Os membros do culto devem ter tido duas idéias: que a cabeça do mundo chegaria na noite anterior, e que o mundo ainda existia além daquele momento. Mas a dissonância cognitiva gerada por essa situação não os levou a desistir de suas crenças. simplesmente dar boas-vindas às novas informações que tinham para encaixá-las em seus padrões, dedicando tanto esforço a esse reajuste quanto fosse forte a tensão produzida pela dissonância.. Ou seja, o fato de terem examinado todo um sistema de crenças por muito tempo não serviu para torná-los mais informados, mas os tornou incapazes de reconhecer o fracasso de suas idéias, o que leva a mais sacrifícios.

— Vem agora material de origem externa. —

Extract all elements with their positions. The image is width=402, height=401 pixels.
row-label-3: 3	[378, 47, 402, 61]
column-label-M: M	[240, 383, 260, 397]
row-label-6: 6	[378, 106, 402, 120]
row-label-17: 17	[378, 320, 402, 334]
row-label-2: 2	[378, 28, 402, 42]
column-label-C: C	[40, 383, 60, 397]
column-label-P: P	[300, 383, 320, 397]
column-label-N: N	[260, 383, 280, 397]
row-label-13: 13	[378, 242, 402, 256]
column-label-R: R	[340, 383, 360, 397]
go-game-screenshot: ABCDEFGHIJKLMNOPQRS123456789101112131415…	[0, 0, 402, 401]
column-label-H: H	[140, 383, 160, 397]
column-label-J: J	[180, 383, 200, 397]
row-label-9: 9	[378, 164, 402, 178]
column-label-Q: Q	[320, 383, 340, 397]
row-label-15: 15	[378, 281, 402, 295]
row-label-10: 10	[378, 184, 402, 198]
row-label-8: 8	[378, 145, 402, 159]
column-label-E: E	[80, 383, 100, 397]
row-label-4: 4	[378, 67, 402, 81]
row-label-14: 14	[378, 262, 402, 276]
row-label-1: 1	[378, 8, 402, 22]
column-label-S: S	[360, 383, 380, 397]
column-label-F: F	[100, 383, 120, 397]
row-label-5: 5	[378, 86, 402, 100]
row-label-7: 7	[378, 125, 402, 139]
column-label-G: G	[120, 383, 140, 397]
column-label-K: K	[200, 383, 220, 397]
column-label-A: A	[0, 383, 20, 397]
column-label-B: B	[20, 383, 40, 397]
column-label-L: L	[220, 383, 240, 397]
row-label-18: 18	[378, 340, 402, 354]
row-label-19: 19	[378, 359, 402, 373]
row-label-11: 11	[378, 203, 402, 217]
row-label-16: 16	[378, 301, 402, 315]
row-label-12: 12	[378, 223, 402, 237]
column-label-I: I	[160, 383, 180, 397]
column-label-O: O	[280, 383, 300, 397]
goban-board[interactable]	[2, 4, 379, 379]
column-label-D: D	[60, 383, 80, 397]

Como os membros da seita fizeram muitos sacrifícios pela comunidade e pelo sistema de crenças que era apoiado nela, a manobra para acomodar informações contraditórias às idéias iniciais também deve ser muito radical. Os membros do culto começaram a acreditar em suas idéias muito mais não porque acabaram explicando melhor a realidade, mas por causa dos esforços que foram feitos antes para manter essas crenças à tona.
Desde a década de 1950, o modelo explicativo da dissonância cognitiva tem sido muito útil para explicar o funcionamento interno de seitas e coletivos ligados ao obscurantismo e adivinhação. Neles, os membros do grupo são obrigados a fazer sacrifícios que à primeira vista parecem injustificados, mas que podem fazer sentido, já que sua própria existência pode ser a cauda que mantém a comunidade unida.
Além do esoterismo
Claro, não é fácil se identificar muito com pessoas que acreditam no apocalipse orquestrado por forças alienígenas e médiuns que têm contato telepático com as esferas superiores do reino intergaláctico, mas há algo sobre isso. A história de Marian Keech e ela seguidores que, intuitivamente, podemos nos relacionar com nosso dia a dia. Embora pareça que as consequências de nossas ações e decisões se relacionam a como mudamos nosso ambiente e as circunstâncias (se temos ou não um diploma universitário, se compramos ou não esta casa, etc.), você também pode dizer que o que fazemos é construir uma armadura ideológica que nos mantém amarrados às crenças, sem a capacidade de manobrar racionalmente entre elas.
Isso, aliás, não é algo que acontece apenas com os cultos. Na verdade, é muito fácil encontrar uma conexão entre o funcionamento da dissonância cognitiva e a maneira como elas apóiam ideologias políticas e filosóficas sem crítica: Karl Popper há muito apontou que certos esquemas explicativos da realidade, como psicanáliseEles são tão ambíguos e flexíveis que nunca parecem contradizer os fatos. É por isso que o estudo de caso da seita Marian Keech é tão valioso: as conclusões que podem ser tiradas dele vão além do típico funcionamentoioento dos cultos apolcalípticos.
Saber que se pode facilmente cair em uma espécie de fundamentalismo dissonante é, claro, uma ideia complicada. Primeiro, porque nos faz entender que podemos envolver cegamente idéias e crenças que são na verdade um fardo. Mas principalmente porque o mecanismo psicológico estudado por Festinger pode nos levar a acreditar que não somos livres para agir racionalmente como pessoas que não têm compromisso com certas causas. Como juízes, eles podem se distanciar do que está acontecendo com eles e decidir a forma mais razoável de sair das situações. Por alguma razão, é que na psicologia social, acreditamos cada vez menos na racionalidade do ser humano.